The final offer is 4.25 euros per sharecompared to the initial 4.15 euros (about four million more), although the preliminary agreement at the beginning of the year pointed to certain variables that could increase the consideration up to 185 million euros.

Finally, these variables determine that buyers will have to pay sellers an additional amount, but only if they decide to sell their shares above 4.25 euros to a third party during the two years following the closing of the operation, which will have to occur before January 31, 2026.

In this way, they will pay 100% of the part that exceeds 4.25 euros up to 5 euros, and 50% from 5 euros per share. In this way, sellers limit the possible future profits that buyers could obtain if the stock price rises.

This represents a big change compared to the preliminary agreement, which pointed to a variable amount depending on the fulfillment of certain milestones in the company’s business plan during the years 2027 and 2028, something that is not referenced now.

Sidenor (through Clerbil), the Basque Government (with the company Finkatze Kapitala Finkatuz) and BBK will each buy 8.5% of Talgo’s capital for 45 million euros, while Vital will take over 4.2% for 22.4 million euros.

SEPI entrance

During the time that passes until January 31, the other agreed conditions will have to be met, such as the injection of 75 million euros by the State -through the SEPI, of the Ministry of Finance-, distributed in 45 million through a capital increase and 30 million through a loan convertible into shares.

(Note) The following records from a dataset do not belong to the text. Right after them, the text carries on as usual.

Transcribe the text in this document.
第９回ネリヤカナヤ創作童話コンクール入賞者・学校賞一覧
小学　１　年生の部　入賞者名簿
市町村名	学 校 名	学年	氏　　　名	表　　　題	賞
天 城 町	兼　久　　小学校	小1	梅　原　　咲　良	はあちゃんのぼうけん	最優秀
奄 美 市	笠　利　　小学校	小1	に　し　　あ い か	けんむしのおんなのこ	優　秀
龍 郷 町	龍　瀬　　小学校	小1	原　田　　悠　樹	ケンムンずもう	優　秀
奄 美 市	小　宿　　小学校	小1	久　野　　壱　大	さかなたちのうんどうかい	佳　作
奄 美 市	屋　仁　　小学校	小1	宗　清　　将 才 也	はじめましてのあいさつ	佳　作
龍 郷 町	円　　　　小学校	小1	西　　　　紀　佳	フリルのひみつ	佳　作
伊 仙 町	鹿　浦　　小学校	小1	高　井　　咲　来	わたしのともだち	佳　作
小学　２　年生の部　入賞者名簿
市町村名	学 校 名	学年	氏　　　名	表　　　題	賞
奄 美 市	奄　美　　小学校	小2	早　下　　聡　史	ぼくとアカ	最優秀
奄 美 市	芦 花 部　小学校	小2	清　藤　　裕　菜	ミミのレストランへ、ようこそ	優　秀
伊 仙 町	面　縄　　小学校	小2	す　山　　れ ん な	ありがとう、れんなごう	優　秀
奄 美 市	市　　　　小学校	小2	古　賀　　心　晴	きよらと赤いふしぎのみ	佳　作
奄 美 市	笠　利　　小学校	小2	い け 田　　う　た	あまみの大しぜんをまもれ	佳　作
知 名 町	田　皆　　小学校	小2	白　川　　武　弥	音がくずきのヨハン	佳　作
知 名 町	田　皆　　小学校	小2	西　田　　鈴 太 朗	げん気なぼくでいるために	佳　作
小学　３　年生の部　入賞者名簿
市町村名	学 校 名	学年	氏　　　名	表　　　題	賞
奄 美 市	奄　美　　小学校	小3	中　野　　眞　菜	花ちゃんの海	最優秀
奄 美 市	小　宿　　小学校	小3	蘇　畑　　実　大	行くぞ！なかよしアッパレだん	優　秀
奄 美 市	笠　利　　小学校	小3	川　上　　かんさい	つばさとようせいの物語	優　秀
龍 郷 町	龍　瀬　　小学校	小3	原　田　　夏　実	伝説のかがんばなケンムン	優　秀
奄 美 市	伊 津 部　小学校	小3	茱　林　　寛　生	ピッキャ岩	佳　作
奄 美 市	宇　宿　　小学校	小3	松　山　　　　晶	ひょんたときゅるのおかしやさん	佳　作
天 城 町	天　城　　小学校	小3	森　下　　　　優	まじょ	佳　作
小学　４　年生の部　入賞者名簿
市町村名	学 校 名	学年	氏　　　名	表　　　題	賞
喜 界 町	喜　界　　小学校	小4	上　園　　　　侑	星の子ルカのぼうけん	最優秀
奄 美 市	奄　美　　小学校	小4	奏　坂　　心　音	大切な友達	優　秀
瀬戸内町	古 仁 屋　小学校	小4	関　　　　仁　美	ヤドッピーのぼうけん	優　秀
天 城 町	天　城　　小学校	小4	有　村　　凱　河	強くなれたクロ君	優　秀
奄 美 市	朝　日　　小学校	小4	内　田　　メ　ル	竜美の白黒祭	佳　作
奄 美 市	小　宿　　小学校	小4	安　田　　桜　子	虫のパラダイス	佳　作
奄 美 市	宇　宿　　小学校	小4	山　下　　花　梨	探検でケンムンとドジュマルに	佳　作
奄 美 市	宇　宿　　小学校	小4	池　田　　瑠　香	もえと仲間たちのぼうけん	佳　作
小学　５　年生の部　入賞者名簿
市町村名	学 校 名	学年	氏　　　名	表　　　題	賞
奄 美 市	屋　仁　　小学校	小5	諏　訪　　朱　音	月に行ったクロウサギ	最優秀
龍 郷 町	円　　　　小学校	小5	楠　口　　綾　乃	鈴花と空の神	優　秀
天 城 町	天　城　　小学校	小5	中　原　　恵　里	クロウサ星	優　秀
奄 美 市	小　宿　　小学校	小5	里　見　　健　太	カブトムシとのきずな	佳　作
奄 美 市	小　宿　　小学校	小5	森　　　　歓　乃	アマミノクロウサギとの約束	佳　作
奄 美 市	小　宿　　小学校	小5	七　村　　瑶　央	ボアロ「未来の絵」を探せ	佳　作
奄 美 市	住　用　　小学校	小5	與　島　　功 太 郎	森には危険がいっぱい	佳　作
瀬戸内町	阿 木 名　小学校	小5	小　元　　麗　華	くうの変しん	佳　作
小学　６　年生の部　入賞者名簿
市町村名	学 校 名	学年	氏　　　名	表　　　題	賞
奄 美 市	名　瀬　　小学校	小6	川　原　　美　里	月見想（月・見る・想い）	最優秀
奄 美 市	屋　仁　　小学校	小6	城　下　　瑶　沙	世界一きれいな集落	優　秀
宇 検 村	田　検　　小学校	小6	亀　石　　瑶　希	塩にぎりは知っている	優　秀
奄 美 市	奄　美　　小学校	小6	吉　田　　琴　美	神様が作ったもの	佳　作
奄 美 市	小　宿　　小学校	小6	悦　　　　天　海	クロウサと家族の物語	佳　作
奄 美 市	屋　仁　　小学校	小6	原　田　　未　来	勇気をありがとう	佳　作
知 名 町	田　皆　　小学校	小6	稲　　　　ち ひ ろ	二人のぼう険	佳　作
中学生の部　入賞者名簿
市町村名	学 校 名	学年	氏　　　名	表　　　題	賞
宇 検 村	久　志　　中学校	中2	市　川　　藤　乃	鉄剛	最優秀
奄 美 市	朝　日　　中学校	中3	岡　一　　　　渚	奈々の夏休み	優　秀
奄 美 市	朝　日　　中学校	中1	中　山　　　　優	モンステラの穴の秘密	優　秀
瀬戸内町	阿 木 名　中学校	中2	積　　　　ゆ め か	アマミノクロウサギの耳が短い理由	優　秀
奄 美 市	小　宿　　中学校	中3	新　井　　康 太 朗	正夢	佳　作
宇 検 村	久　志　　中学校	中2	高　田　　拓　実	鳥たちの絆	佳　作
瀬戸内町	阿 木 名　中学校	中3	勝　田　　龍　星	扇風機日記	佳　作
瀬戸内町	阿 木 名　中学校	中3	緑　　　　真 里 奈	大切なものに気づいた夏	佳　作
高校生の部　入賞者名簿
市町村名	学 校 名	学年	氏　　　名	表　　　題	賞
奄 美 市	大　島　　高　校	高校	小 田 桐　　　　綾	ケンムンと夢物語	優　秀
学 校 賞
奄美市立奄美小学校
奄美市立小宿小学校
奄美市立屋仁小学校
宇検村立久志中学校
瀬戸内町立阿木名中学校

The Basque consortium will also have to subscribe to other convertible bonds of 75 million euros, under the same conditions as the SEPI, while Talgo’s financial entities must approve a new debt structure integrated into two tranches: financing of 650 million with a maturity of 6 years and a working capital line of 120 million with a maturity of three years, with automatic extension for two more years.

Likewise, the company, certain financial entities and the Spanish Export Credit Insurance Company (Cesce) will sign certain financing agreements and hedging instruments common in this type of operations.

Talgo soars on the stock market

Talgo shares have skyrocketed on the stock market after learning of this acquisition, with a rise in the Continuous Market of 9.70% to 2,94 euros at the close of the day. The National Securities Market Commission (CNMV) had made the decision to provisionally suspend and with immediate effect the listing on the Talgo Stock Exchange, but the securities returned to the market after 12:30 p.m. At the time of the suspension, the shares were at 2.71 euros, after having closed Thursday’s session at 2.68 euros.

Sidenor has indicated that the next step in the process will be the call for the extraordinary general meeting of shareholders of Talgo which must approve the company’s new financing structure, «essential to carry out the definitive transfer of the shares and the beginning of a new stage in Talgo.»

Talgo will begin this new stage “with a solid, future-oriented project and a strong industrial and technological component” at a time of “firm growth” in the high-speed rail sector.